I think I've got a reasonably small test case I can send you in the morning.
I did a pg_dumpall and removed the index creation commands.  The first time
I run the index build, I usually get at least one occurrence.

Where do you want me to send it to?

Of course, since your hardware is different, it may not show up since it
appears to be a timing thing..  I'm on a PB G4 1Ghz.

Wes




Re: [GENERAL] Concurrency problem building indexes

From
Tom Lane
Date:
Wes <wespvp@syntegra.com> writes:
> Where do you want me to send it to?

pgsql-bugs would be appropriate.

> Of course, since your hardware is different, it may not show up since it
> appears to be a timing thing..  I'm on a PB G4 1Ghz.
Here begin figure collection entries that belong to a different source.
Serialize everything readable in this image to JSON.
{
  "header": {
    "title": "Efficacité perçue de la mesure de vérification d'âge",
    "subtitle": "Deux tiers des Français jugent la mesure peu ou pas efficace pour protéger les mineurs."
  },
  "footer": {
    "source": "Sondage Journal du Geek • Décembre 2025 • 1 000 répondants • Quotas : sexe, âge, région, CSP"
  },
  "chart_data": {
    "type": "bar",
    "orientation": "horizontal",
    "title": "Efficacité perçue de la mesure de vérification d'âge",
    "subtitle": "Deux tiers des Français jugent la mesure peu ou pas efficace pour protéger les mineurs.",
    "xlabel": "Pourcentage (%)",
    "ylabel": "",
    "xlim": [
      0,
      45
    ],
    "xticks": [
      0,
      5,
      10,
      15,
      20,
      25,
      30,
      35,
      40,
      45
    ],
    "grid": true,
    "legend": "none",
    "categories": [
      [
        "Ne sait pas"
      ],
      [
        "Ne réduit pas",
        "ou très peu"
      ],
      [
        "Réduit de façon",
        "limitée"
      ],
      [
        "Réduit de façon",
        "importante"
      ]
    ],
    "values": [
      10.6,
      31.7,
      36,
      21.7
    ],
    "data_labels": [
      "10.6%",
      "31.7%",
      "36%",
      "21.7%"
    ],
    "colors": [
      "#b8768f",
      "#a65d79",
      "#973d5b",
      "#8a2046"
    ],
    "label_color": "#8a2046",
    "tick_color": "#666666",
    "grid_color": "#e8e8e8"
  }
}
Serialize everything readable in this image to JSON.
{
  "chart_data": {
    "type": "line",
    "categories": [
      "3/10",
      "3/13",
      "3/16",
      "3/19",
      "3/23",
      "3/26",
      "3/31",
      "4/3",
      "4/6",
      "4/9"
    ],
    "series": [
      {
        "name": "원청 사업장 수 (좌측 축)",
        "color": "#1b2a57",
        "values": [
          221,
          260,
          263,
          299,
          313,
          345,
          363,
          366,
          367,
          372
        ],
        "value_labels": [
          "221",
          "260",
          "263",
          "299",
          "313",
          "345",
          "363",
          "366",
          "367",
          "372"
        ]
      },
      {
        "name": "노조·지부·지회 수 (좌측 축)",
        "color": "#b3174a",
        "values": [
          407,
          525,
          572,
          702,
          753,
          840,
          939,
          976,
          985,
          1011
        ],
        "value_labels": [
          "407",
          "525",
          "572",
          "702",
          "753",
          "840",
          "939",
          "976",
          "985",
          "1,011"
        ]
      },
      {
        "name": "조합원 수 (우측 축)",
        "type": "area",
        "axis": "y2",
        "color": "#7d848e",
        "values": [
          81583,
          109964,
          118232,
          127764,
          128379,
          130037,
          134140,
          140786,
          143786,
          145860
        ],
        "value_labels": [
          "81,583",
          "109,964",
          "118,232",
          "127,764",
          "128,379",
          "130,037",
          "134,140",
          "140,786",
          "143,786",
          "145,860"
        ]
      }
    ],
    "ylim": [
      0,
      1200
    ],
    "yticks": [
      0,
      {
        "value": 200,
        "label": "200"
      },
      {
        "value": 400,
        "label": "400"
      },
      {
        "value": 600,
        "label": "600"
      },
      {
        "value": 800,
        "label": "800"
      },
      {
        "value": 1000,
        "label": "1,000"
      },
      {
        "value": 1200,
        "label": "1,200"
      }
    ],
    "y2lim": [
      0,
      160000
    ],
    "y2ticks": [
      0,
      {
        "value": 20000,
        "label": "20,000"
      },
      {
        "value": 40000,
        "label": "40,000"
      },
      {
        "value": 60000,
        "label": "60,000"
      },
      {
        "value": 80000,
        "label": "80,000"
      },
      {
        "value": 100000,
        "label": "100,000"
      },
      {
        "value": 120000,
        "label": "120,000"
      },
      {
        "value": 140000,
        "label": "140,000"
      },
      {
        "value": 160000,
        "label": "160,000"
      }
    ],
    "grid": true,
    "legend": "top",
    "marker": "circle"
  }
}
My G4 is in the shop at the moment, but Apple promised it back by Friday.
I kinda doubt it's *that* platform specific though.
        regards, tom lane


Re: [GENERAL] Concurrency problem building indexes

From
Wes
Date:
On 4/25/06 1:01 AM, "Tom Lane" <tgl@sss.pgh.pa.us> wrote:

>> Where do you want me to send it to?
> 
> pgsql-bugs would be appropriate.

It's not that small that I would want to post it to a list.  Also, I think
I've sanitized the data, but I wouldn't want to post it on a public list.

Or are you just looking for the index build script?

>> Of course, since your hardware is different, it may not show up since it
>> appears to be a timing thing..  I'm on a PB G4 1Ghz.
> 
> My G4 is in the shop at the moment, but Apple promised it back by Friday.
> I kinda doubt it's *that* platform specific though.

You never know...  CPU speed, hard drive speed (slow), etc.

Wes




Re: [GENERAL] Concurrency problem building indexes

From
Tom Lane
Date:
Wes <wespvp@syntegra.com> writes:
> On 4/25/06 1:01 AM, "Tom Lane" <tgl@sss.pgh.pa.us> wrote:
>>> Where do you want me to send it to?
>> 
>> pgsql-bugs would be appropriate.

> It's not that small that I would want to post it to a list.  Also, I think
> I've sanitized the data, but I wouldn't want to post it on a public list.

So invent some made-up data.  I'd be seriously surprised if this
behavior has anything to do with the precise data being indexed.
Experiment around till you've got something you don't mind posting
that exhibits the behavior you see.
        regards, tom lane